Cunha Lima Jr repete o mantra de que o partido só ganha novamente uma eleição se "subir geograficamente e descer socialmente", mas rejeita a ideia de que só a esquerda governa para os pobres. "Fomos os responsáveis pela estabilização", diz.

Os jovens despertam um pouco de ciúmes. Um deputado com quase dez anos de Câmara diz: "São importantes para a gente, mas quando o Aécio quer escutar alguém a sério, mesmo, chama os quatro ou cinco de sempre".

MANIFESTAÇÕES

Os cabeças pretas são radicalmente anti-Dilma e também não aceitam a saída Michel Temer caso a presidente não se sustente. "Não vejo um respiro real do governo na sociedade, é só político. Para a sociedade as coisas estão esgotadas. O universo dos insatisfeitos só aumenta, dos que se percebem enganados. Esse governo vai cair de podre", diz Cunha Lima. 

"Não sei se o Michel Temer seria o melhor caminho, mas qualquer coisa é melhor que Dilma. Como está não pode ficar", diz Mariana Carvalho.

Segue a linha de Aécio de que o ideal seriam novas eleições. "Seria mais democrático, com o reconhecimento e o aval da maioria dos votos". 

Para Cunha Lima, as manifestações, ao se opor a partidos, criam um vácuo de poder que, se não for trabalhado, pode levar ao "caos". É nesse espaço que PSDB precisa aprender a trabalhar.

Mariana rejeita a pecha de golpista. "O partido não pode ficar parado, está dando voz institucional a um sentimento da população".

HÁBITOS

Eles costumam se sentar juntos no plenário, na primeira fila, nas cadeiras mais perto do centro, à direita. Como estudantes, usam o grupo "Jovens Deputados", do WhatsApp -que reúne 94 parlamentares, não só tucanos, e tem pouca política e muita zoeira-para avisar quando começam votações nominais, depoimentos de CPIs etc.

Não raro vão embora juntos, dividindo carros, no estilo das vans que buscam os funcionários da Câmara na chapelaria.
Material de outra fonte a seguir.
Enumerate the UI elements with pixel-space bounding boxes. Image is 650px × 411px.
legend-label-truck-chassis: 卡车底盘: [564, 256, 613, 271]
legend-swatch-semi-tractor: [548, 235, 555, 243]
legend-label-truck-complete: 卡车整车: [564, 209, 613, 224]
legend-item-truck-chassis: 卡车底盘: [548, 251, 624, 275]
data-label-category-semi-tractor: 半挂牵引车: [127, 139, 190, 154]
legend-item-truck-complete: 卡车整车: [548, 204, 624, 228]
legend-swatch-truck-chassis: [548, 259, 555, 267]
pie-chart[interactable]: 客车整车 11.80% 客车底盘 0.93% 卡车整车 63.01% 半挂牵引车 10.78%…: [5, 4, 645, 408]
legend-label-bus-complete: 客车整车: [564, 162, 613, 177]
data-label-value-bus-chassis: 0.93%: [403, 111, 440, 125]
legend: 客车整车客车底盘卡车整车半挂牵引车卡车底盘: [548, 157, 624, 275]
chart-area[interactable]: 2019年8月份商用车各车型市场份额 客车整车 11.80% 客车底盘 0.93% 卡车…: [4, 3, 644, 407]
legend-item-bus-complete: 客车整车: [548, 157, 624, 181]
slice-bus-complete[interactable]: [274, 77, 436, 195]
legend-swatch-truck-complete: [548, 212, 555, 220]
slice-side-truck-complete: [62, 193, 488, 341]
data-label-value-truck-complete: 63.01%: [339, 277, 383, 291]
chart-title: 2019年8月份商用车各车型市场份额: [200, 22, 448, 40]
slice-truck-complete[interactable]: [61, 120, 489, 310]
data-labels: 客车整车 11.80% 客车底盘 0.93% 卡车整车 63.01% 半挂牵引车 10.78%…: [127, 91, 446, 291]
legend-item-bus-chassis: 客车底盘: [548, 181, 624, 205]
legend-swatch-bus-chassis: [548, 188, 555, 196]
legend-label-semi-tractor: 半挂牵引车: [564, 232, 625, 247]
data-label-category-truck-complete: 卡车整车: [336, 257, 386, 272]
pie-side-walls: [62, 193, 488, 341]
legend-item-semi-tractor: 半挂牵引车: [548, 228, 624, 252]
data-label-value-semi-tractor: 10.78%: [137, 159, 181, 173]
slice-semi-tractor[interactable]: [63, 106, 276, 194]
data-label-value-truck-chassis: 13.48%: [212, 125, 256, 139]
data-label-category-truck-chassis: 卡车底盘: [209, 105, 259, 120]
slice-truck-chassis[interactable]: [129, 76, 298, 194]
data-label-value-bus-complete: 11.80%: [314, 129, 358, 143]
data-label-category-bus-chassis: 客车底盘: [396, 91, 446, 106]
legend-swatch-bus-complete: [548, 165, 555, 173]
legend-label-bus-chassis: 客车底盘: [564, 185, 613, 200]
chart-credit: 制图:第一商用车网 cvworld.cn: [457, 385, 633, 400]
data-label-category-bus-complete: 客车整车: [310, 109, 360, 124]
Fizeram isso nesta semana, na terça-feira, depois da sessão. Saíram de lá e foram jantar.

Costumam combinar almoços e jantares entre eles. Os restaurantes preferidos são Piantas, Porcão e Rubayat. O bar das baladas é o Dudu Bar, na Asa Sul.

Alguns deles malham juntos na academia. Também vão a festas juntos. Fizeram comboios para o São João de Campina Grande e a festa do Boi de Parintins, à qual Aécio compareceu.

Diante do apelido, Arthur Bisneto não escapa da brincadeira da turma. "Ele é grisalho, né? Não é literalmente cabeça preta, mas pensa igual à gente", diz Cunha Lima.